Before having to pay Russell Wilson top-tier money for his position, the Seahawks benefitted from the former third-round pick earning the type of salary that goes along with his draft slot. Seattle has boasted one of the more talented rosters in football since Wilson took over during the 2012 season and have established themselves as the most consistent NFC contender thanks in large part to how they drafted and secured their primary contributors.

Sure enough, the Eagles have continued to prioritize their homegrown talent. On Friday, the team inked 2013 4th overall pick Lane Johnson to a six-year deal that will make him the highest paid right tackle in football. Many project Johnson as the eventual replacement for incumbent left tackle Jason Peters.

By paying Johnson this early in his career, the Eagles can account for his premium rate when he does make the move to the left side of the line all while avoiding any sort of locker room issue if Peters remains at his current spot for the 2016 season.

Howie Roseman's strategy is straight out of the Joe Banner playbook of locking up young talent with multi-year deals before they can maximize their earning potential. While the Eagles do run the risk of Johnson not being able to live up to the billing of  a top-five selection, they also give themselves the opportunity to pay a marked-down price for a premium position if Johnson does continue his progression. Similarly, the Eagles are gambling on Zach Ertz reaching the potential he has flashed at various points of his career knowing the benefits should it pay off.
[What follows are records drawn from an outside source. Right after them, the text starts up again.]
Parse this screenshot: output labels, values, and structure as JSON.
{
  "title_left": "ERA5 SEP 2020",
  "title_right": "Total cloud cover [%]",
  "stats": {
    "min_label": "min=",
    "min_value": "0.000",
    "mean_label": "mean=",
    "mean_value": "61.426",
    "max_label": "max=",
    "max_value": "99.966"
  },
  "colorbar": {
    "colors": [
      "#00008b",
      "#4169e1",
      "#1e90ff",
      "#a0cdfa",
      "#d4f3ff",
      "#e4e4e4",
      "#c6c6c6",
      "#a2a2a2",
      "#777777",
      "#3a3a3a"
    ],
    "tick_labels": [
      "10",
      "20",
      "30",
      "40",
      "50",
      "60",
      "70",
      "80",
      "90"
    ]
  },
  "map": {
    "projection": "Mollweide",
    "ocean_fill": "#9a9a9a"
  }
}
As many have reported, the Eagles are also making an effort to secure the futures of defensive players such as Fletcher Cox and Vinny Curry to solidify the future of that side of the ball. 

By identifying and locking up the pieces with which the team wants to go forward with, the front office is making an attempt to restore a level of stability to a franchise that has been known for the opposite over the past few seasons. The strategy comes with its own risks and potential pitfalls, but allows a new coaching regime to operate in a relatively chaos-free environment. 
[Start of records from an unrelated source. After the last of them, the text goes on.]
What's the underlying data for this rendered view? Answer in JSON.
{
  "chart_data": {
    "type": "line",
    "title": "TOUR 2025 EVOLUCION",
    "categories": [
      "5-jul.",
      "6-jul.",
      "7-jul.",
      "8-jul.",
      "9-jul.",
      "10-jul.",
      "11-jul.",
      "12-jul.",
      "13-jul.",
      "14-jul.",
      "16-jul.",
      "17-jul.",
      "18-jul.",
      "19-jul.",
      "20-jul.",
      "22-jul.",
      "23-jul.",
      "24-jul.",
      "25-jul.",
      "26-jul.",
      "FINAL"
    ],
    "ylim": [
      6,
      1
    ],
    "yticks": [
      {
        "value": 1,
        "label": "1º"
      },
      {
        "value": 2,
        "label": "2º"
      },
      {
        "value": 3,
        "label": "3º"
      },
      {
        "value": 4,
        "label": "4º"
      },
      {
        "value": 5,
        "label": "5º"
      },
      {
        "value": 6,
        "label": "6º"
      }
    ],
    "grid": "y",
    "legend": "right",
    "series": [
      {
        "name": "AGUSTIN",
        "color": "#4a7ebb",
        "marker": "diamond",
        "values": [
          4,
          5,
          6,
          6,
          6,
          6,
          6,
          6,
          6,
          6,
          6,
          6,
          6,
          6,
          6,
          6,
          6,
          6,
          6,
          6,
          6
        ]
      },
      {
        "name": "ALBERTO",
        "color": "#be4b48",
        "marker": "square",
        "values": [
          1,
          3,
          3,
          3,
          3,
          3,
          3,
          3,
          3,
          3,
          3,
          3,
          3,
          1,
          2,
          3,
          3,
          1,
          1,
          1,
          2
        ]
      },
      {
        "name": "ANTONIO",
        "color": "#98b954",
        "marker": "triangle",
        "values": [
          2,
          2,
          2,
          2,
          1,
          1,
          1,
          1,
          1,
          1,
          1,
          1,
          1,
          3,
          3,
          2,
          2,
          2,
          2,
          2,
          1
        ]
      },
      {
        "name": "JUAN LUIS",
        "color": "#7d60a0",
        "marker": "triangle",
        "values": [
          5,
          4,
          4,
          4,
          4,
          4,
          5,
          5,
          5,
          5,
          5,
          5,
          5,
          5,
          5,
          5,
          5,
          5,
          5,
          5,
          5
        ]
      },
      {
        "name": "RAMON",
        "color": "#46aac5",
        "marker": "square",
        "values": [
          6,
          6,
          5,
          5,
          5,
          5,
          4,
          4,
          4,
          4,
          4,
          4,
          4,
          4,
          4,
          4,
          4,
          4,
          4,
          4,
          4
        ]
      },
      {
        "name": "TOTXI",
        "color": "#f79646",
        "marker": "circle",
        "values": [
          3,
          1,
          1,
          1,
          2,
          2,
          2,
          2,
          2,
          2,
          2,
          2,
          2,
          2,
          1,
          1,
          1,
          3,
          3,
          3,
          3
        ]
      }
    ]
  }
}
Should this strategy as far as the Eagles approach to team-building hold true, one would have to think that quarterback Sam Bradford is not in the team's future plans. The nature of their big-money deals with some of the younger players would likely allow for them to use the franchise tag option on Bradford for the 2016 season, but anything other than a team-friendly deal — almost non-existent when it comes to the QB position — is likely out of the question for the time being.

Judging by some of their coaching hires, the Eagles seemed intent on fostering an environment that could be conducive to a young quarterback. Head coach Doug Pederson, offensive coordinator Frank Reich and quarterbacks coach John DeFilippo all have extensive experience dealing with signal-callers at various stages of their careers. Reich and Pederson both played the position professionally, and DeFilippo has had a hand in helping the development of players like Derek Carr.

If the Eagles do what many expect them to and select a quarterback at some point during the 2016 NFL Draft, they will be able to offer a wealth of knowledge and resources in terms of tutelage. 

Jeffrey Lurie has made it clear that the Eagles are in the process of adding another individual to their front office structure in some sort of personnel capacity. That being said, Howie Roseman's fingerprint is all over the early portion of the 2016 offseason.

The Joe Banner protege has taken advantage of his acumen in cap management and contract negotiations to eliminate as much uncertainty as possible in his re-ascension to power in the Eagles front office.

Until Roseman, along with whatever additions to the personnel department, can prove their worth when it comes to draft time, there will still be questions as to whether he can handle the responsibilities on his plate. What Roseman has been able to accomplish since the end of the 2015 season is re-establish an order and direction when it comes to constructing a roster with long and short-term sustainability.